Organized by mumok, this is the largest show ever of Oldenburg’s path-breaking and emblematic early work of the 1960s. Numerous icons of Pop art will be seen in the exhibition, beginning with the installation The Street and its graffiti-inspired depictions of modern life in the big city and continuing to the famous consumer articles of The Store to the spectacular everyday objects of the “modern home”: telephone, toilet bowl, bathtub, fan, saw, and light switch. Another chapter is dedicated to Oldenburg’s first designs for enormous monuments of his consumer objects for public spaces. The exhibition concludes with mumok’s Mouse Museum, a walk-in miniature museum in the form of a Geometric Mouse, for which Oldenburg has collected 385 objects since the late 1950s. With its souvenirs, kitsch objects, and studio models, the Mouse Museum demonstrates the incredible cultural variety—and mysteriousness—of capitalist society. The Geometric Mouse, a central motif within the artist’s oeuvre, represents with its reduction to abstract basic figures of formal invention a dovetailing of high art and popular culture.

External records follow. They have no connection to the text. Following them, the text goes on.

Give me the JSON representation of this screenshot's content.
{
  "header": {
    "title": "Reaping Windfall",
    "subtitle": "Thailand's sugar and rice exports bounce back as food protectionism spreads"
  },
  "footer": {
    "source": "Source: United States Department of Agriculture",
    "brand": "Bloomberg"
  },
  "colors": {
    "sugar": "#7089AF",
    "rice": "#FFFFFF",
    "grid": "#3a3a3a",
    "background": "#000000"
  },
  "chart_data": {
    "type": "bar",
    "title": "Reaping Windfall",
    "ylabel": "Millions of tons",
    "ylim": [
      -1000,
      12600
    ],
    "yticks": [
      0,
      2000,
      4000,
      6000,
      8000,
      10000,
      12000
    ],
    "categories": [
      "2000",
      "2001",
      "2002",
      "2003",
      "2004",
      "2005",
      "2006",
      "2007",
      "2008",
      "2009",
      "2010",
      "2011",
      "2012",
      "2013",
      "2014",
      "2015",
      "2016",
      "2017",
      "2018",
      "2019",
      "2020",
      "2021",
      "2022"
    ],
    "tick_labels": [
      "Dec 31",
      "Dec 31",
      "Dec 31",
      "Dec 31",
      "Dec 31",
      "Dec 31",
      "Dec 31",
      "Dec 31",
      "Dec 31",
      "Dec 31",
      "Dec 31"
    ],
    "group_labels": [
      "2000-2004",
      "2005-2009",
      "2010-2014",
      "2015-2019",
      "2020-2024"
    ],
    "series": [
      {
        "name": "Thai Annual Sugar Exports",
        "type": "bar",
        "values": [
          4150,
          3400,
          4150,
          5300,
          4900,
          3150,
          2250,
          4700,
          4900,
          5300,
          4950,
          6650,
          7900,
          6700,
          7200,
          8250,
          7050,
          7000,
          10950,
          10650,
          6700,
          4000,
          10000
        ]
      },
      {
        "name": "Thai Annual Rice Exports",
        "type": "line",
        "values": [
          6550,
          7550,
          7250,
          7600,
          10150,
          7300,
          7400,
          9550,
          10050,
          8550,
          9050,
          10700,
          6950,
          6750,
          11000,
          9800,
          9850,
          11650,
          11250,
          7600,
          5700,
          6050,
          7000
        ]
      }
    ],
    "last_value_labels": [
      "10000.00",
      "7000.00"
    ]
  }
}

It also functions as Claes Oldenburg’s alter ego.

No other artist of the modern era has thematized to the same extent the traditional oppositions between the work of art and the commodity, the museum and the department store, the contemplative appreciation of art and fetishized consumer behavior. Oldenburg is interested in the ambivalence of the modern world: the “genuine” is sought in the cliché and, conversely, the vulgar in serious art. “Painting,” so Oldenburg, “which has slept so long in its gold crypts, in its glass graves, is asked to go for a swim, is given a cigarette, a bottle of beer, its hair rumpled, is given a shove and tripped, is taught to laugh, is given clothes of all kinds, goes for a ride on a bike, goes flying, goes driving at 100 mph.”

It is a special privilege to be able to realize this exhibition in collaboration with Claes Oldenburg, who was born in Stockholm in 1929. Works and groups of works that have been rarely or even never before seen could thus be integrated into the presentation: drawings, photographs and films by the artist himself, and especially “notebook pages” that offer unique insights into his witty thought processes. In addition, since the 1960s Oldenburg has set in motion an analytical and humorous game with the conditions and forms of presentation of modern exhibitions: sculptures hang on the walls or swing from the ceiling; they are placed too low or too high; pedestals are too large or too small; and his “soft sculptures” change scale and consistency. The whole scenery of the exhibition seems like a carnivalesque theatre play performed by objects from our daily lives.